Soon-to-be RBI Governor Urjit Patel will help in institutionalizing monetary policies to take the country to an era of major changes aimed to fight inflation and check the coffers of banks, said international credit rating agency Fitch.
India’s credit rating will witness a positive change if it can maintain low inflation to improve investment climate, the agency said.
Fitch said an inflation rate around 2% is quite low and about 6% is very high for an emerging economy like India. “But it seems to make sense to have a rather broad range around the 4 per cent midpoint, as food and oil price movements can have a large impact on headline inflation,” stated Fitch Director for Asia-Pacific Sovereigns Group, Thomas Rookmaaker.
He added that such an inflation rate would “positively impact the sovereign rating profile as it would improve the investment climate and, hence, contribute to sustainable growth”.
The agency said it’s ratings are based on policies and not on personalities, when asked about the new rating for India on the occasion of appointment of new RBI chief.
Patel will assume office as new RBI Governor next week. “The fact that Patel has served as deputy governor in the past three years suggests continuation of the current policy direction in the years ahead. Patel seems well-positioned to further institutionalise these policy changes in the period ahead,” Rookmaaker said.

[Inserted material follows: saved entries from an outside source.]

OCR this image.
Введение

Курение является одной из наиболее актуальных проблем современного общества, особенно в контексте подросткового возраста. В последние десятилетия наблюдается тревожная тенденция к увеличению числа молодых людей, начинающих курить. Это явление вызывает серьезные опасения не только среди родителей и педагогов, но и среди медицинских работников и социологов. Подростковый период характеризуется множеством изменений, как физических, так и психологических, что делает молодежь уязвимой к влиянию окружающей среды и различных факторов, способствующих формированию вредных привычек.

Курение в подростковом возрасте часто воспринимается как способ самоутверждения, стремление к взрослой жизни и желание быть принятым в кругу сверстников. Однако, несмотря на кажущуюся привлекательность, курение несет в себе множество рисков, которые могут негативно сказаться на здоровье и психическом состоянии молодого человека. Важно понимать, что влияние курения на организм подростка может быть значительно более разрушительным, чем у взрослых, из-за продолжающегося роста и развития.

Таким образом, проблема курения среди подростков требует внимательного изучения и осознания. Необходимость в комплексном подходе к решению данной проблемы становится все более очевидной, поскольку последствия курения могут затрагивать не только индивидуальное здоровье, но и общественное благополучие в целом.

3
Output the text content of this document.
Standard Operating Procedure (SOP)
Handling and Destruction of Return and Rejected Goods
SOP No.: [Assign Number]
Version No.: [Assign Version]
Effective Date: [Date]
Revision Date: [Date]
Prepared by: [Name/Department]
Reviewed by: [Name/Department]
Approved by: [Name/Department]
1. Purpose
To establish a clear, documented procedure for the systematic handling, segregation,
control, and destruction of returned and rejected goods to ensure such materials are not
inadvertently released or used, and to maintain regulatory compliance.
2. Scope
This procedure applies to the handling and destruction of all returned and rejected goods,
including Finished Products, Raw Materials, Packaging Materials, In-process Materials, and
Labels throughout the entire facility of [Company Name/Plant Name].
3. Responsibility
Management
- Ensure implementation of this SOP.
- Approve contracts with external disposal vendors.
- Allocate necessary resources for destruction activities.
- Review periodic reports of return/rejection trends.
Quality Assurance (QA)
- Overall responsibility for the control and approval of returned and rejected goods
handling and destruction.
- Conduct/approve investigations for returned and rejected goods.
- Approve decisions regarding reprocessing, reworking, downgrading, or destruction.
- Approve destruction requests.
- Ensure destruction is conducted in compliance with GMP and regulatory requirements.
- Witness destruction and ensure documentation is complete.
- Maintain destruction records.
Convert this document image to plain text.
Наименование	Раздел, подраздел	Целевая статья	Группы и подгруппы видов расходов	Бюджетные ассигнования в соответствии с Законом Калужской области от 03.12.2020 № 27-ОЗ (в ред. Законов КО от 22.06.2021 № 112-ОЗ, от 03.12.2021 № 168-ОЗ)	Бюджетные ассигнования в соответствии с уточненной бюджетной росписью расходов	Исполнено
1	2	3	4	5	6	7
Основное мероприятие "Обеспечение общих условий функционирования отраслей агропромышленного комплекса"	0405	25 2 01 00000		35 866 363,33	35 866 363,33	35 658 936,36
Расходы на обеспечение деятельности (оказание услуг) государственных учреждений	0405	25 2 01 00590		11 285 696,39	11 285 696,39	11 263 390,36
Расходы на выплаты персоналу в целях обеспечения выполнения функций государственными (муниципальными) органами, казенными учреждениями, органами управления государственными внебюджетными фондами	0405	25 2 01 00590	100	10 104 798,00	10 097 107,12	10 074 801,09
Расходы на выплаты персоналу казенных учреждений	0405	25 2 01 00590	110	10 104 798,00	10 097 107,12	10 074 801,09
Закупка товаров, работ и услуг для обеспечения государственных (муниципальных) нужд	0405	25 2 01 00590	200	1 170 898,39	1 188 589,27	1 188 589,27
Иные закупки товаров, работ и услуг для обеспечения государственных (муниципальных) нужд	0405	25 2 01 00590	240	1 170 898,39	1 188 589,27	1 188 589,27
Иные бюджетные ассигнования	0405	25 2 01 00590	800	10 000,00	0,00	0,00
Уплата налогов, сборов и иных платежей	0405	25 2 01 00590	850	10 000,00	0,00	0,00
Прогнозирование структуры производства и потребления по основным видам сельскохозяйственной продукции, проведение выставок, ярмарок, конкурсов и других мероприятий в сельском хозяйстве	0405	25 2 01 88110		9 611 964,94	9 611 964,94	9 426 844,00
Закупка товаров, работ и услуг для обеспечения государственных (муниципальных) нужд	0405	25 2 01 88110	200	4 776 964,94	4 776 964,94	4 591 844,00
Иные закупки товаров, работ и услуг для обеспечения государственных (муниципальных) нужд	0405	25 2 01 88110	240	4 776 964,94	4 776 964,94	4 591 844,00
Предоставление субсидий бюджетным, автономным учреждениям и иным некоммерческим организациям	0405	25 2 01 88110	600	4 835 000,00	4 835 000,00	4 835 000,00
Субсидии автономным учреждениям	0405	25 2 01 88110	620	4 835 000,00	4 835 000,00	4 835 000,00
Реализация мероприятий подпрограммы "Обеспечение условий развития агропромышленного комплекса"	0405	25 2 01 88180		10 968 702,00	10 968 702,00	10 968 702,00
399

Asked to clarify their opinion on differing stands by RBI and the government on monetary policy, Fitch officials said, such issues are “rather common”. “But the question is to what extent the central bank is actually pressured to follow the government’s line. The inflation targeting framework now in place, should reduce the impact of such pressures…,” he said.
More importance should be given how such changes will shape the decisions of the Monetary Policy Committee.